REPUBLIKA.CO.ID, JAKARTA -- Staf Khusus Menteri Badan Usaha Milik Negara (BUMN) Arya Mahendra Sinulingga menyebut pernyataan Menteri BUMN Erick Thohir terkait antisipasi dampak geopolitik dan ekonomi global disalahartikan. Salah satunya terkait pembelian dolar AS.
"Ini saya bingung, kok dikatakan ada berita bahwa Pak Erick meminta BUMN-BUMN memborong dolar, ya enggak mungkin, ada-ada saja itu. Ini pasti beritanya di-spin," ujar Arya pada Jumat (19/4/2024).
Arya menyampaikan Erick mendorong BUMN yang terdampak pada bahan baku impor dan BUMN dengan porsi utang luar negeri dalam dolar AS agar mengoptimalkan pembelian dolar AS. Hal ini, ucap Arya, bukan lantas BUMN memborong dolar AS.
"Ada BUMN-BUMN yang butuh dolar karena mungkin ada utang yang memakai dolar. Jangan dipelintir lagi ada BUMN berutang dolar, tapi bila BUMN-BUMN tersebut ada yang punya utang dolar, mereka harus mengoptimalkan untuk nantinya saat pembayaran tepat penggunaannya jadi bijak, bukan BUMN disuruh borong dolar, ngaco. Pak Erick enggak pernah ngomong BUMN disuruh untuk borong dolar, enggak mungkin," ucap Arya.
Erick sendiri memperingatkan BUMN untuk mengantisipasi dampak dari gejolak ekonomi dan geopolitik dunia. Erick mencontohkan inflasi AS sebesar 3,5 persen membuat langkah the Fed menurunkan suku bunga acuan (Fed Fund Rate) tidak akan terjadi dalam waktu dekat.
"Situasi geopolitik juga semakin bergejolak dengan memanasnya konflik Israel dan Iran beberapa hari yang lalu," ujar Erick di Jakarta, Rabu (17/4/2024).
Erick menyebut kondisi ini memicu menguatnya dolar AS terhadap rupiah dan tentunya kenaikan harga minyak WTI dan Brent yang masing-masing telah menembus 85,7 dolar AS dan 90,5 dolar AS per barel.
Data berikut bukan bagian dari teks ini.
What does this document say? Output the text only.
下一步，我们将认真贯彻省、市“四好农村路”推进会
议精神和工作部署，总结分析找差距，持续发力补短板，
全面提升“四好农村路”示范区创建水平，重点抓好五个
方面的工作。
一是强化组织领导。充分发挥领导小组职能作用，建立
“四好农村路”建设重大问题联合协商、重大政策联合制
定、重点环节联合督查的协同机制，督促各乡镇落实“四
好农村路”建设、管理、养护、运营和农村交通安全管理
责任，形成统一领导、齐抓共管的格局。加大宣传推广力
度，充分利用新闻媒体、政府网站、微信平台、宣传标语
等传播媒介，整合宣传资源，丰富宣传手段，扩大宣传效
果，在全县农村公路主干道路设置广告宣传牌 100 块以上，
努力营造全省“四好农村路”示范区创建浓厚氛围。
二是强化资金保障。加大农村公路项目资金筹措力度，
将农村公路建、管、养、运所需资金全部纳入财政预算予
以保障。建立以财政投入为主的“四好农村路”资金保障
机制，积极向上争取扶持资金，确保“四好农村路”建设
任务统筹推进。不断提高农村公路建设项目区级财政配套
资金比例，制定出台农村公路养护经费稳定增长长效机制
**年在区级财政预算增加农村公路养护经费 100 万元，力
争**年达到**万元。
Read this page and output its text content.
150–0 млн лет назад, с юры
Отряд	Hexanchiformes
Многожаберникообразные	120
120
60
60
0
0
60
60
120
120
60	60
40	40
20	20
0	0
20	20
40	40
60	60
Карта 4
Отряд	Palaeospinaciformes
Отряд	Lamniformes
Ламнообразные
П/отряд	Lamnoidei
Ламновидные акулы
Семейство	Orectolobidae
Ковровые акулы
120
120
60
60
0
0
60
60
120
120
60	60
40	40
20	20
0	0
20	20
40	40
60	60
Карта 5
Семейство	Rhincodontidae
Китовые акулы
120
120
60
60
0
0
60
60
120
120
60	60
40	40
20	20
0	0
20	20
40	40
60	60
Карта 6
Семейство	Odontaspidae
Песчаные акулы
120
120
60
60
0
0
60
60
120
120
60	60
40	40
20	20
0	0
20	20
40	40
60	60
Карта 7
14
"Harga minyak ini bahkan diprediksi beberapa ekonom bisa mencapai 100 dolar AS per barel apabila konflik meluas dan melibatkan Amerika Serikat," lanjut dia.
Berdasarkan analisa sejumlah ekonom, Erick menyampaikan dua hal tersebut telah melemahkan rupiah menjadi Rp 16.000-16.300 per dolar AS dalam beberapa hari kebelakang. Nilai tukar ini bahkan bisa mencapai lebih dari Rp 16.500 apabila tensi geopolitik tidak menurun.
Erick menilai situasi ekonomi dan geopolitik tersebut sudah dan akan berdampak kepada Indonesia melalui Foreign Outflow dana investasi yang akan memicu melemahnya rupiah dan naiknya imbal hasil obligasi. Kemudian juga semakin mahalnya biaya impor bahan baku dan pangan karena gangguan rantai pasok.
"Dan akan menggerus neraca perdagangan Indonesia," sambung Erick.
Oleh karena itu, Erick meminta BUMN melakukan langkah cepat dalam meminimalisasi dampak global melalui peninjauan ulang ulang biaya operasional belanja modal, utang yang akan jatuh tempo, rencana aksi korporasi, serta melakukan uji stres dalam melihat kondisi BUMN dalam situasi terkini.